这个姓宋的如何回事?跑来这儿搅局?和沈佳妮互换了房间?还和他们宝贝儿子半夜打斗?害得他们脑补了一堆有的没的,空欢乐一场。
辰鸿干巴眼,问得含蓄,“昨晚房里有蚊子不?嗡嗡嗡地,咬得你睡也睡不好觉?”
“后天的班机。”
岳琳把听筒一放,脸都白了。
辰鸿走来又走去,“旅店每个房间都筹办了避孕套吗?”
岳琳心头特嘀咕,“这动静也太大了点吧。感受连听筒都白带了。他们这是要摆多少种姿式才肯罢休?”
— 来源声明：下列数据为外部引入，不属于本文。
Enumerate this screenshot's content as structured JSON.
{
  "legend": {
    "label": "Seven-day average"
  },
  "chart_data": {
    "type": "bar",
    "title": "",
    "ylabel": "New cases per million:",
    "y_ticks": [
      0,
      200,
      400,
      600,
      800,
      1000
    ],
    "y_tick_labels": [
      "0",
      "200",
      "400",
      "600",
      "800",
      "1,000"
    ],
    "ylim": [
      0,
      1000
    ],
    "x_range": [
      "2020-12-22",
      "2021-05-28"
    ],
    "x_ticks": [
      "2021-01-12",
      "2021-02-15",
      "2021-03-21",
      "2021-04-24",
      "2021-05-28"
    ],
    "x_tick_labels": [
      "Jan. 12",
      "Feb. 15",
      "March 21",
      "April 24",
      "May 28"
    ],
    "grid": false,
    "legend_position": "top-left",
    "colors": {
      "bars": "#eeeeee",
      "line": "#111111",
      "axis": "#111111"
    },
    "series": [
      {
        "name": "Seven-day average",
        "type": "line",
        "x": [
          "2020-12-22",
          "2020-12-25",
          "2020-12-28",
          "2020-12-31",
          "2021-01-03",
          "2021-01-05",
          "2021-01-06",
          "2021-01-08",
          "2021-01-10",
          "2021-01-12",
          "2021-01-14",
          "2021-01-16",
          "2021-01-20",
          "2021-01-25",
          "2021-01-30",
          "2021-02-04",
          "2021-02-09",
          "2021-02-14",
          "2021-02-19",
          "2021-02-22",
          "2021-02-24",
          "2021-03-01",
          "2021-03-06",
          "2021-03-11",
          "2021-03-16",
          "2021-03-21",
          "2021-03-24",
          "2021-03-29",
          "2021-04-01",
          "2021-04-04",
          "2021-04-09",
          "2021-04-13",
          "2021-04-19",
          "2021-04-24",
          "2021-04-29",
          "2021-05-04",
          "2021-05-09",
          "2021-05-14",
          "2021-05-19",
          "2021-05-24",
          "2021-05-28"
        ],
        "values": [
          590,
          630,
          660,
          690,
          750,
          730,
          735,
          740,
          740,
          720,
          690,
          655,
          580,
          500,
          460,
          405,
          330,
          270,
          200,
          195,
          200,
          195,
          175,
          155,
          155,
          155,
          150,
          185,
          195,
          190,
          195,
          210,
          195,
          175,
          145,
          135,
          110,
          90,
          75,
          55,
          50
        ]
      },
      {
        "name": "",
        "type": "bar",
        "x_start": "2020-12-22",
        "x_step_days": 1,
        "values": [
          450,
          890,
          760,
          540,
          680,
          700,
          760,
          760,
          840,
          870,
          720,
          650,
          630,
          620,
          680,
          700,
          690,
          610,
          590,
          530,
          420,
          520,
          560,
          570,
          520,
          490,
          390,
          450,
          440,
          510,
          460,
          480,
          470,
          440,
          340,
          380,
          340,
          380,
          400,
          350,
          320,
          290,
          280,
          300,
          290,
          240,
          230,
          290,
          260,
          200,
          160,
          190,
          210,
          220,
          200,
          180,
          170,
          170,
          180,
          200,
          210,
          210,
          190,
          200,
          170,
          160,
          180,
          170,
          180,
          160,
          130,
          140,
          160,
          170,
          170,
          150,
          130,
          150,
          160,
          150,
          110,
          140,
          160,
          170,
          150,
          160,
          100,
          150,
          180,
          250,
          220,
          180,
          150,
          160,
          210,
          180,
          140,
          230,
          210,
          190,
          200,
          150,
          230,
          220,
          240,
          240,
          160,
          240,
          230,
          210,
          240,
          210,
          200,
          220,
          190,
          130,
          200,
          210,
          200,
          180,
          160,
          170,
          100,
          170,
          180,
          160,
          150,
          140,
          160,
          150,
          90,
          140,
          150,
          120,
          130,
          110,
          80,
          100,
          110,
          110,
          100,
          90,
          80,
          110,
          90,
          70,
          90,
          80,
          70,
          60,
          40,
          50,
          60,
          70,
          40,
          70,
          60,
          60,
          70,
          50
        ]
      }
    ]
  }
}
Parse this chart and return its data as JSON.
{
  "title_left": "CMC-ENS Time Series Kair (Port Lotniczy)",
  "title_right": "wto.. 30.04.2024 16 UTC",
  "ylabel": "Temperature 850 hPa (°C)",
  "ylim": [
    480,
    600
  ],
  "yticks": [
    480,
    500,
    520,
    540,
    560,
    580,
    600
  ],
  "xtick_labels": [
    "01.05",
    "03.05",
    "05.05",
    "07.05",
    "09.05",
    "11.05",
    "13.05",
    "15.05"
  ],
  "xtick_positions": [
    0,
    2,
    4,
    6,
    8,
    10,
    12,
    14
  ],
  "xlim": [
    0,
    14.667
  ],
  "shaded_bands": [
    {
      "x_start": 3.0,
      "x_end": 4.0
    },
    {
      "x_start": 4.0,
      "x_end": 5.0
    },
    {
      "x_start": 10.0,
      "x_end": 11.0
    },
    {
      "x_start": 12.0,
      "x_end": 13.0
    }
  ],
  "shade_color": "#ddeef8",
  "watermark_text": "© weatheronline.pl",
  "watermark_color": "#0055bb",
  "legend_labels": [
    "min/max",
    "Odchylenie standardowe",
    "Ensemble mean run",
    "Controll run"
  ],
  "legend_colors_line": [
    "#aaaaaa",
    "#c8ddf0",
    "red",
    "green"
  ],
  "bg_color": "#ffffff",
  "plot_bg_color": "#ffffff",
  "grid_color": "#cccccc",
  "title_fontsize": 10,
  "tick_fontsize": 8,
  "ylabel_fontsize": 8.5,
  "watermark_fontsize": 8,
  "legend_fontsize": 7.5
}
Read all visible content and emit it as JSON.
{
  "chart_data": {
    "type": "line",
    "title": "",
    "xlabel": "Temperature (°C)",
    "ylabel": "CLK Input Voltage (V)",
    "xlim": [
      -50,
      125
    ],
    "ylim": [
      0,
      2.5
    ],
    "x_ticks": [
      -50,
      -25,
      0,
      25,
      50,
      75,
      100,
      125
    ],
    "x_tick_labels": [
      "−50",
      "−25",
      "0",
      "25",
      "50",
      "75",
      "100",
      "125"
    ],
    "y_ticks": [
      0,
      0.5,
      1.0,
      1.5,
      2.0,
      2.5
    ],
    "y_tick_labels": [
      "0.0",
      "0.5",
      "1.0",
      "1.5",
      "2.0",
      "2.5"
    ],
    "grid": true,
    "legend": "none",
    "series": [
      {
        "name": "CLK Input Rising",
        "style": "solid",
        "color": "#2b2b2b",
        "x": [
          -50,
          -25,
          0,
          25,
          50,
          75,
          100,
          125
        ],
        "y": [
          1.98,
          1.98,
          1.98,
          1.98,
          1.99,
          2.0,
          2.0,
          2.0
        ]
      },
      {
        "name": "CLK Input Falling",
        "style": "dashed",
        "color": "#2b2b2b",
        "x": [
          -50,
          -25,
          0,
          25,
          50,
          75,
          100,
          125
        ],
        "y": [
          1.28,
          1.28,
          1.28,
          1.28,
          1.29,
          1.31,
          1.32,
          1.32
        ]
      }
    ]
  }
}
沈佳妮惊呆了,“爸妈,你们昨晚房里有蚊子呀?那如何不叫办事生呢?我那房间里挺温馨的,一觉睡到大天亮,一只蚊子也没有。”
一听,辰穆阳立马搂住宋思林肩头说,“哥们,今晚你别想踏出我房门半步。”
“你如何下楼了?你腰不疼么?”岳琳奇特问。按理说,昨晚战况如此狠恶,这妞必定下不了床的说。
宋思林一听,嘴角乐开了花。
沈佳妮一起飘去餐桌,引来无数男人的目光,她乐滋滋的一座,点了份早餐,转头甜甜的叫,“爸,妈,昨晚睡得好不?”
“没有。”
不一会儿,宋思林系着领带下了楼,“伯父,伯母,晨安。”
俩人相拥着坐去他桌旁,一看。
辰鸿洗完澡,穿戴浴袍,瞥见岳琳拿着医用听筒,听着墙头。
沈佳妮是几个意义?她在跟宋思林示好?
“没有。”
呃――不对,应当问,昨晚辰穆阳在房间里折腾个啥呢?不是折腾沈佳妮,他在折腾他本身?
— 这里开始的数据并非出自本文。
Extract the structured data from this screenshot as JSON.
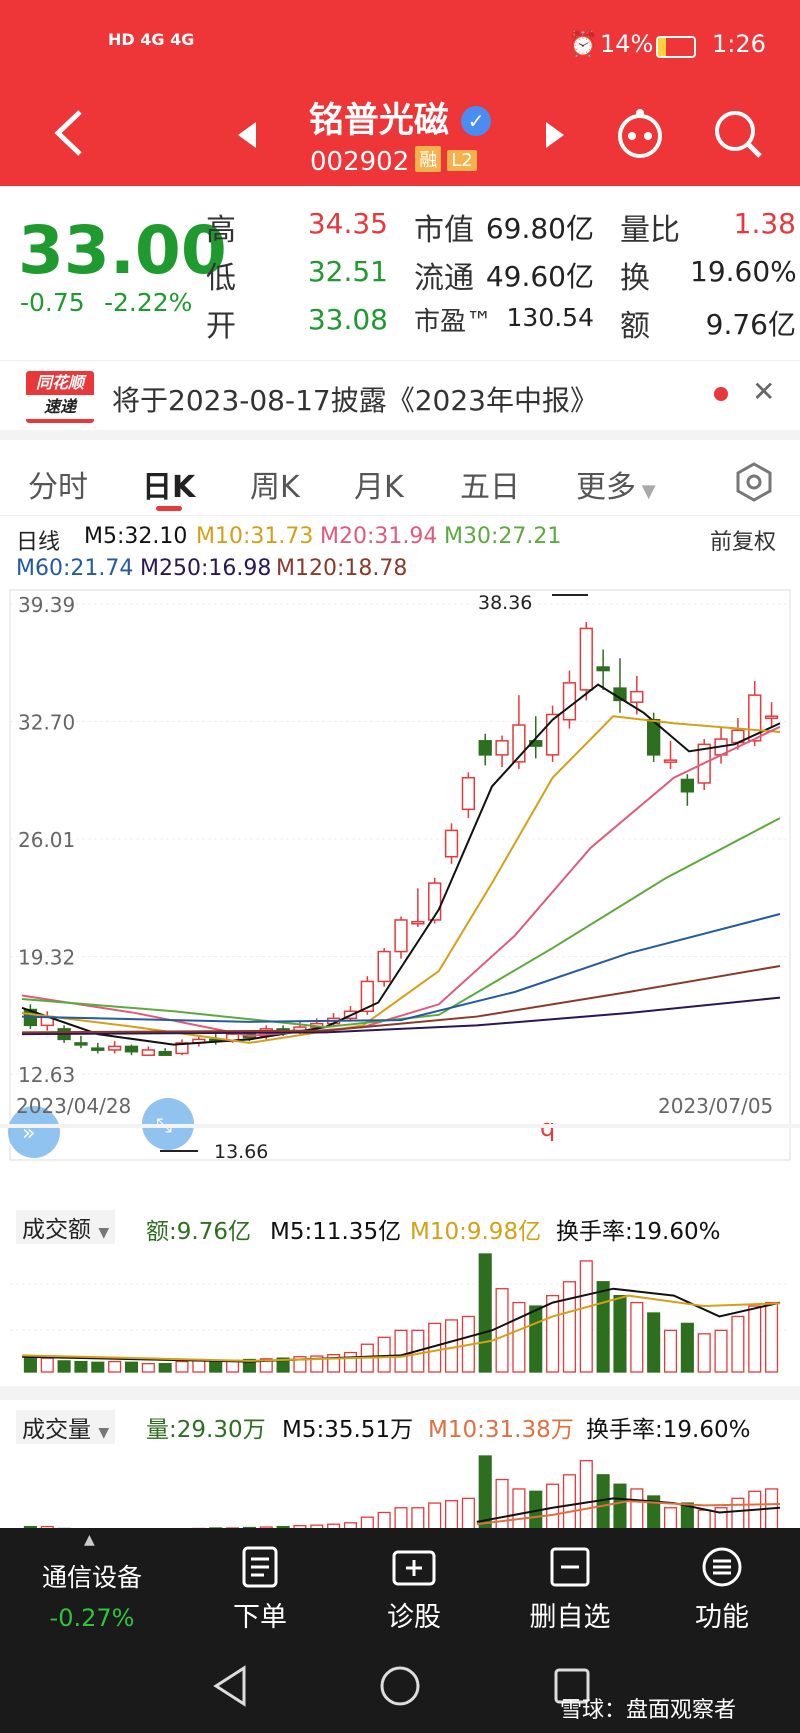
{
  "status_bar": {
    "left_icons": "HD 4G 4G",
    "battery": "14%",
    "time": "1:26"
  },
  "header": {
    "title": "铭普光磁",
    "code": "002902",
    "tag1": "融",
    "tag2": "L2"
  },
  "quote": {
    "price": "33.00",
    "change": "-0.75",
    "change_pct": "-2.22%",
    "high_label": "高",
    "high": "34.35",
    "low_label": "低",
    "low": "32.51",
    "open_label": "开",
    "open": "33.08",
    "mktcap_label": "市值",
    "mktcap": "69.80亿",
    "float_label": "流通",
    "float": "49.60亿",
    "pe_label": "市盈™",
    "pe": "130.54",
    "volratio_label": "量比",
    "volratio": "1.38",
    "turnover_label": "换",
    "turnover": "19.60%",
    "amount_label": "额",
    "amount": "9.76亿"
  },
  "notice": {
    "logo_top": "同花顺",
    "logo_bottom": "速递",
    "text": "将于2023-08-17披露《2023年中报》"
  },
  "tabs": [
    "分时",
    "日K",
    "周K",
    "月K",
    "五日",
    "更多"
  ],
  "kline": {
    "label": "日线",
    "ma5": "M5:32.10",
    "ma10": "M10:31.73",
    "ma20": "M20:31.94",
    "ma30": "M30:27.21",
    "ma60": "M60:21.74",
    "ma250": "M250:16.98",
    "ma120": "M120:18.78",
    "adjust": "前复权",
    "y_ticks": [
      "39.39",
      "32.70",
      "26.01",
      "19.32",
      "12.63"
    ],
    "max_label": "38.36",
    "min_label": "13.66",
    "date_start": "2023/04/28",
    "date_end": "2023/07/05",
    "marker": "q"
  },
  "amount_panel": {
    "title": "成交额",
    "value": "额:9.76亿",
    "m5": "M5:11.35亿",
    "m10": "M10:9.98亿",
    "turnover": "换手率:19.60%"
  },
  "volume_panel": {
    "title": "成交量",
    "value": "量:29.30万",
    "m5": "M5:35.51万",
    "m10": "M10:31.38万",
    "turnover": "换手率:19.60%"
  },
  "bottom_bar": {
    "sector": "通信设备",
    "sector_change": "-0.27%",
    "order": "下单",
    "diagnose": "诊股",
    "remove": "删自选",
    "functions": "功能"
  },
  "watermark": "雪球：盘面观察者",
  "colors": {
    "up": "#e8383a",
    "down": "#2d6e1f",
    "ma5": "#111111",
    "ma10": "#d4a017",
    "ma20": "#e05a7a",
    "ma30": "#5aaa3c",
    "ma60": "#245aa0",
    "ma250": "#2a1654",
    "ma120": "#8a3a2a"
  }
}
岳琳眉头舒展,“该不会,佳妮她在抵挡吧?她是不是踹了阿阳一脚?”
辰鸿立马检验。
两个男人异口同声,睁眼说瞎话。
“真是,旅店干吗这么细心?烦死人了!”辰鸿走来走去唠叨,“那小子识相点就别碰套子!明天结账的时候必然要看看笔据。最好就是一次中招。十个月后,咱就能抱上孙子了,呵呵呵……”
贺卡里,夹着他的裸照。那次同窗集会,沈佳妮拍了江盛照片以后,他也给本身拍了一张裸照。